Recognising that during a pandemic, financial muscle, fiscal space and charity, is not sufficient to stem the tide of infections, let alone the just approach, South Africa and India proposed the waiver, seeking to expand the manufacturing, and by extension the global supply of vaccines. The logic of this is simple: Expand the manufacturing of vaccines to countries with the capacity but currently not holding the IP, and thereby increase the opportunity for developing and other countries to subsequently access the Covid-19 vaccines. An additional spin-off of increased production would be the development of capacities that can increase future production if needed, thereby enabling better global preparedness for future pandemics.

Rather than lending political weight to their own position of equitable distribution of vaccines[5], the wealthy countries are fighting off the waiver. They do so by telling their developed world counterparts that manufacturing vaccines is complicated, requires technology that currently does not exist in developing countries and will take time to develop. In addition, they are trying to convince developing countries to pursue voluntary arrangements with the manufacturers, precisely because they see IP as safeguarding development of future products. Principally, they want us to believe that challenging IP through the WTO system is not ‘fair’ to them, as they have already supported equitable distribution through large financial donation to Covax. Covax though, only serves to further perpetuate the global access model of procurement that benefits vaccine manufacturers, rather than adding to developing crucial manufacturing capacity in the developing world and increased access to vaccines.

A key issue is the lack of reciprocity where in some cases vaccine trials have actually taken place in developing countries.

The hypocrisy lies in their charitable offerings all the while disguising a deliberate political strategy that maintains a system of vaccine and broader medical apartheid and subjecting developing countries to the servitude of the affluent. More tellingly, it continues to do so, in the middle of a pandemic and equally worryingly for future ones as well.

It is this disingenuousness that justifies the legitimate political struggle for a just and equitable health for all.

As we know well from experience, the struggle against Apartheid necessitated a fight against political and financial interests and their instruments. The fight against the prevailing vaccine apartheid necessitates a similar fight against the nationalistic politics of the prosperous nations, whose positions and politics in terms of vaccines are inherently favouring profits over people.

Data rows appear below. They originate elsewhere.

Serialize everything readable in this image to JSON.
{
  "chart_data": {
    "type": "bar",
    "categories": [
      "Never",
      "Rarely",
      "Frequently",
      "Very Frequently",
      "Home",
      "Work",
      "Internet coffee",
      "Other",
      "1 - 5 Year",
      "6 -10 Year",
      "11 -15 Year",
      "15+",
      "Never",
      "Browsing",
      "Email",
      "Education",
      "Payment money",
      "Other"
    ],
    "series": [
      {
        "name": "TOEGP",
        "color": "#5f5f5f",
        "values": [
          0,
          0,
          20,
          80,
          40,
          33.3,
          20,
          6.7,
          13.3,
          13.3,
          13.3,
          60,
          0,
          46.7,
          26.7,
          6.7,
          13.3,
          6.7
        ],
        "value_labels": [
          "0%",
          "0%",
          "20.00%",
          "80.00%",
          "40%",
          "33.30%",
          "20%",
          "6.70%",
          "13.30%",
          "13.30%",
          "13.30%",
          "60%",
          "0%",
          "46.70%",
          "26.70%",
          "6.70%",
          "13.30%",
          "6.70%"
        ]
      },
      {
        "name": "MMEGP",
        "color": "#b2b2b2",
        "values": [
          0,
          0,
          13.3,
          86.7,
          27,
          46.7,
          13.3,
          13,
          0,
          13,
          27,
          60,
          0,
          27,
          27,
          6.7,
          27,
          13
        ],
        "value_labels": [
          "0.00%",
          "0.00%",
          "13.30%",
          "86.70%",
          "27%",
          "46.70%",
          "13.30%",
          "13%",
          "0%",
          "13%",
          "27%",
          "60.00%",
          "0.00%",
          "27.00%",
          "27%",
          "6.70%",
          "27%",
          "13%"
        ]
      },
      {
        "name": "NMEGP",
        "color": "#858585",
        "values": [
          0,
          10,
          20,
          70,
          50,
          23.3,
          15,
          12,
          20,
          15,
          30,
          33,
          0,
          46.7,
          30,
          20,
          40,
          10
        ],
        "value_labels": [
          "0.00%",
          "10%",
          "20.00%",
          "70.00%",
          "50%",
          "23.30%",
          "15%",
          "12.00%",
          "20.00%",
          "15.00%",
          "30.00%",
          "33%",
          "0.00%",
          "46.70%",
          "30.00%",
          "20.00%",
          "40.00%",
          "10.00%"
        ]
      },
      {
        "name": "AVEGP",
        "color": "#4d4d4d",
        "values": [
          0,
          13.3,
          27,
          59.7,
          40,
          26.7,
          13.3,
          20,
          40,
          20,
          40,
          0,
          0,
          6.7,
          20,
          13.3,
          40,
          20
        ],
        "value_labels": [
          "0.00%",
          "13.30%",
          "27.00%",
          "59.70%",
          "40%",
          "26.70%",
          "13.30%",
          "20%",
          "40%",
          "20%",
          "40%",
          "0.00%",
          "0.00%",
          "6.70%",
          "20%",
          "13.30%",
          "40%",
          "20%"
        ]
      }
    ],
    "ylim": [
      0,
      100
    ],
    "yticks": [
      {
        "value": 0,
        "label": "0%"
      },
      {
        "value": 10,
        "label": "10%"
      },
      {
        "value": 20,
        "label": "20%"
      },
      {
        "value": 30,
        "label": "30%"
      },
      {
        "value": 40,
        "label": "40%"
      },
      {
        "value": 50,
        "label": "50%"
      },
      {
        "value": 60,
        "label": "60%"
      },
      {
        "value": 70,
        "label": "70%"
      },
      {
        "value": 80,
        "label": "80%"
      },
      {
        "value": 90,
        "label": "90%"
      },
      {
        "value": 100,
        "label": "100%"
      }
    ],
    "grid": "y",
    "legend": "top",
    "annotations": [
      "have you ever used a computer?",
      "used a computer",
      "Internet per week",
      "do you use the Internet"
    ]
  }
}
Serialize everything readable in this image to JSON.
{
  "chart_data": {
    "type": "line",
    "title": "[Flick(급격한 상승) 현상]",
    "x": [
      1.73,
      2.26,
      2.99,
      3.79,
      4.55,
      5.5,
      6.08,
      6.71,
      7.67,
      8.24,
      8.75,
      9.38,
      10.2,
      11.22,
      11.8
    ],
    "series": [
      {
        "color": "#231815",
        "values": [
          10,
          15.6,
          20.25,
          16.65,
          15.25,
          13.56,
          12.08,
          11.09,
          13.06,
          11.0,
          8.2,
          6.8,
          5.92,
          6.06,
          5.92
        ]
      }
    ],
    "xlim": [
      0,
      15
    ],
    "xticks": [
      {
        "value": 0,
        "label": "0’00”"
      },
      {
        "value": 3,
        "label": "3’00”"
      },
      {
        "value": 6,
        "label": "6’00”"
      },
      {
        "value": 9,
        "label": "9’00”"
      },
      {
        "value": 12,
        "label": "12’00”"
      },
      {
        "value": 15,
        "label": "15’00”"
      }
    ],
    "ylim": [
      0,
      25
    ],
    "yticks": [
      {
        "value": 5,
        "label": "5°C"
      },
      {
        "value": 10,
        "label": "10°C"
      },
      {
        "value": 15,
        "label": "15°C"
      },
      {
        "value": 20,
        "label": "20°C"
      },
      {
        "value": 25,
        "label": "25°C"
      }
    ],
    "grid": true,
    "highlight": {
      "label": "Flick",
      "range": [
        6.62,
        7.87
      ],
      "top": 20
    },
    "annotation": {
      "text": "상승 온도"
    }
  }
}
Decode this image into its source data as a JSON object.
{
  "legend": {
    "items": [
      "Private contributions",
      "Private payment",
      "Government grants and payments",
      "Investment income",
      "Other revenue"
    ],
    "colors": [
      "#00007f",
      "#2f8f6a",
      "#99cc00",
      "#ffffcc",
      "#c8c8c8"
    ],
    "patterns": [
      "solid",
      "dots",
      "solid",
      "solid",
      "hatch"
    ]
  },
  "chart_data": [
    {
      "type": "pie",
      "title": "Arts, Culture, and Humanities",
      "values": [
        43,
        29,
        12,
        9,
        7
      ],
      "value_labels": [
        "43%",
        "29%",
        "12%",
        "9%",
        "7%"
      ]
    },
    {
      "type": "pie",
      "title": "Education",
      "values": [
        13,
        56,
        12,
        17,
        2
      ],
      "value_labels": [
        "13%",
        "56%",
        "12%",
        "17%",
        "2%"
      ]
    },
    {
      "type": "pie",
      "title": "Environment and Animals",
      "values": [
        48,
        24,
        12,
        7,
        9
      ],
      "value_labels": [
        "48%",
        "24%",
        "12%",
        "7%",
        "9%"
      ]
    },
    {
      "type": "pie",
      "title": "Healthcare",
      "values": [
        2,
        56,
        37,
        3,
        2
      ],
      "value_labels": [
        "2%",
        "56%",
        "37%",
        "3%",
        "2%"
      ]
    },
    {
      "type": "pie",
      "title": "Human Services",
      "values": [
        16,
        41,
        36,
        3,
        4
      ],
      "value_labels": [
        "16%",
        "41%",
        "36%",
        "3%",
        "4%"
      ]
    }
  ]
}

[1] As a limited number of countries are being fully vaccinated, the virus may mutate in other parts of the world where vaccinations is yet to reach large parts of the population. Consequently, mutated strains of the virus, may ultimately render earlier vaccines redundant or less effective. This supports the argument of vaccinating broadly on a global scale, as opposed to high vaccination rates within a limited number of countries.

[2] As so labeled by South African President Cyril Ramaphosa.

[3] Trade-Related Aspects of Intellectual Property Rights. TRIPS is a WTO established multilateral agreement,facilitating trade and addressing disputes over knowledge and IP. https://www.wto.org/english/tratop_e/trips_e/trips_e.htm

[4] https://www.wto.org/english/news_e/news20_e/trip_20oct20_e.htm

[5] The same wealthy countries have all emphasized the need for equitable distribution in various declarations and statements, yet remain politically willing to follow through.

Jens Pedersen is Humanitarian Advisor for Médecins Sans Frontières (MSF) in South Africa and is the MSF representative to the African Union. Specifically, a significant role has been in advising and negotiating on behalf of MSF, for humanitarian access in conflict areas between MSF and sovereign governments in Africa. As Senior Humanitarian Policy and Diplomatic Adviser, Jens has been coordinating MSF’s engagement with actors as the African Union, IGAD and other country specific institutions and civil society. He has published extensively and supported academic institutions with teaching.